My favorite thing about these movies, though, is the extent to which they reflect my own experience with falling in love. I'll get to why that is, but first a quick rundown of the Before plot:
In Before Sunrise, Jesse and Céline meet on a train. They're 23. He's from America, traveling around Europe, and she's from Paris. After talking for awhile, Jesse convinces Céline to get off the train with him in Vienna. He was planning on walking around the city all night because he doesn't have enough money for a hotel room and has to catch a plane back to the U.S. the next morning. He tells Céline it will be more fun if she's there. As you can imagine, love ensues.
Not to give too much away, Before Sunset features Jesse and Céline nine years later. They haven't seen each other since the night in Vienna. In Before Midnight, another nine years have passed, and the two are together with twin daughters.
The most incredible thing about these movies is that they are 95% conversation. The first two movies consist almost exclusively of Jesse and Céline walking around Vienna and Paris, talking to each other. There are no hallmarks of typical romantic movies - no dance scenes, no protracted love scenes, no costume changes, not even conversations with other characters. It's literally just them, talking. This might sound boring, but if you've ever fallen in love, met "that" person, you know just how true-to-life this portrayal is. I met my husband when we were 19 years old. We had just finished our freshman years of college, and we were both at a house party where we were the only ones not drinking. We'd known each other as children - that got the conversation started - but after that first acknowledgment of our shared past, we spent the next few days talking nonstop about everything and nothing in particular.
I think Before Sunrise rings so true for me because the first couple nights we knew each other, my husband and I sat up every night until 4:30 or 5:00 in the morning, discussing family, college, life philosophy, favorite memories, anything. We never ran out of things to say, and we never wanted to stop or pause the conversation. That's the experience that's portrayed in all three of the Before movies, and those are the memories I love recalling. But the movies inspire more than recalling memories - because everything is so genuine, it feels like you're living that experience again. You laugh, you hope, you ache with them. It's an incredible story in an incredible movie and I just can't get enough.

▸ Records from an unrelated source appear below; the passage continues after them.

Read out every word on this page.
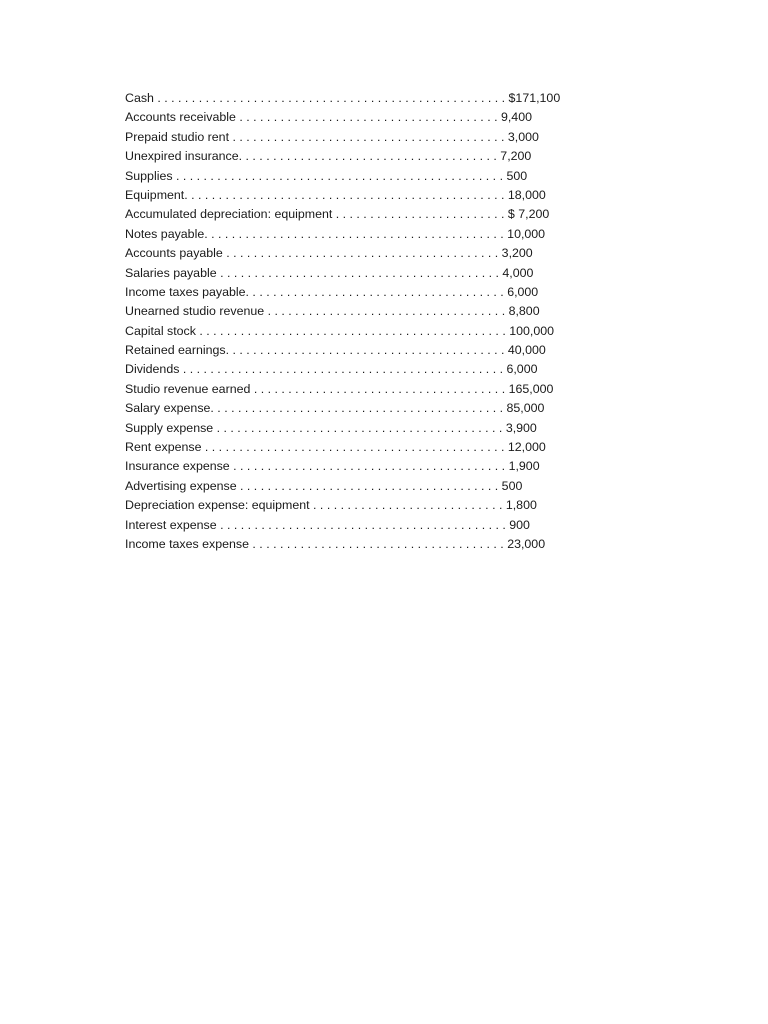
Cash . . . . . . . . . . . . . . . . . . . . . . . . . . . . . . . . . . . . . . . . . . . . . . . . . . . $171,100
Accounts receivable . . . . . . . . . . . . . . . . . . . . . . . . . . . . . . . . . . . . . . 9,400
Prepaid studio rent . . . . . . . . . . . . . . . . . . . . . . . . . . . . . . . . . . . . . . . . 3,000
Unexpired insurance. . . . . . . . . . . . . . . . . . . . . . . . . . . . . . . . . . . . . . 7,200
Supplies . . . . . . . . . . . . . . . . . . . . . . . . . . . . . . . . . . . . . . . . . . . . . . . . 500
Equipment. . . . . . . . . . . . . . . . . . . . . . . . . . . . . . . . . . . . . . . . . . . . . . . 18,000
Accumulated depreciation: equipment . . . . . . . . . . . . . . . . . . . . . . . . . $ 7,200
Notes payable. . . . . . . . . . . . . . . . . . . . . . . . . . . . . . . . . . . . . . . . . . . . 10,000
Accounts payable . . . . . . . . . . . . . . . . . . . . . . . . . . . . . . . . . . . . . . . . 3,200
Salaries payable . . . . . . . . . . . . . . . . . . . . . . . . . . . . . . . . . . . . . . . . . 4,000
Income taxes payable. . . . . . . . . . . . . . . . . . . . . . . . . . . . . . . . . . . . . . 6,000
Unearned studio revenue . . . . . . . . . . . . . . . . . . . . . . . . . . . . . . . . . . . 8,800
Capital stock . . . . . . . . . . . . . . . . . . . . . . . . . . . . . . . . . . . . . . . . . . . . . 100,000
Retained earnings. . . . . . . . . . . . . . . . . . . . . . . . . . . . . . . . . . . . . . . . . 40,000
Dividends . . . . . . . . . . . . . . . . . . . . . . . . . . . . . . . . . . . . . . . . . . . . . . . 6,000
Studio revenue earned . . . . . . . . . . . . . . . . . . . . . . . . . . . . . . . . . . . . . 165,000
Salary expense. . . . . . . . . . . . . . . . . . . . . . . . . . . . . . . . . . . . . . . . . . . 85,000
Supply expense . . . . . . . . . . . . . . . . . . . . . . . . . . . . . . . . . . . . . . . . . . 3,900
Rent expense . . . . . . . . . . . . . . . . . . . . . . . . . . . . . . . . . . . . . . . . . . . . 12,000
Insurance expense . . . . . . . . . . . . . . . . . . . . . . . . . . . . . . . . . . . . . . . . 1,900
Advertising expense . . . . . . . . . . . . . . . . . . . . . . . . . . . . . . . . . . . . . . 500
Depreciation expense: equipment . . . . . . . . . . . . . . . . . . . . . . . . . . . . 1,800
Interest expense . . . . . . . . . . . . . . . . . . . . . . . . . . . . . . . . . . . . . . . . . . 900
Income taxes expense . . . . . . . . . . . . . . . . . . . . . . . . . . . . . . . . . . . . . 23,000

And just like Jesse and Céline, my husband and I faced near-impossible circumstances: he went to Stanford, I went to Rice. His family lived in Austin, my family lived in Houston. We hadn't even started our sophomore years of college yet, so we were looking down the barrel of at least three years apart. Minimum. When you're 19 and you're slowly realizing that you found the love of your life, that is a very hard situation to swallow. But, unlike Jesse and Céline, we made it work. In the movie, they discuss how they don't want to try to force a long-distance relationship to work, because the relationship will inevitably fizzle and die. I had the exact same reaction in the beginning - I didn't think we should be exclusive, and I told him that he shouldn't feel like he had to call me. But, surprising both him and myself, I called him the first night he was back in Austin and we called each other every single night from there on out. We made the relationship happen. The fact that we persevered through that at such a young age will always be my proudest achievement.
My husband and I were boyfriend and girlfriend in middle school. Everyone thinks that that's the single most incredible part of our story, and I often agree. But after watching the Before movies, I'm reminded that the truly remarkable part of our story is that we met by chance, and stayed together by force. Beyond meeting, love is not something best left up to the ways of the universe - you have to chase it, twist it, wrestle it to the ground. Our relationship never would have happened if my husband hadn't insisted on walking me home that first night. Our relationship never would have happened if he hadn't asked me out to dinner at the end of that walk. And it never would have happened if I hadn't picked up the phone and called him because I missed him terribly the first night he was back in Austin. By all means, leave finding someone else up to chance. But once you do, don't let them get away. Before Sunset is the best warning tale on that I've ever seen.
I hope this hasn't been too sappy, too rambling, too boring. These days, I feel like so much of who I am is shaped by the experience of meeting and pursuing things with my husband. If you don't know my story, I feel like you don't know me. So, to all of my wonderful readers - this is who I am. Love is the most important thing in my life, full-stop. I relive the heady memories of falling in love over and over again, and I will never tire of watching the Before movies for that exact reason. I can only hope that you'll enjoy them as much as I did.
See you back here tomorrow - have a great day!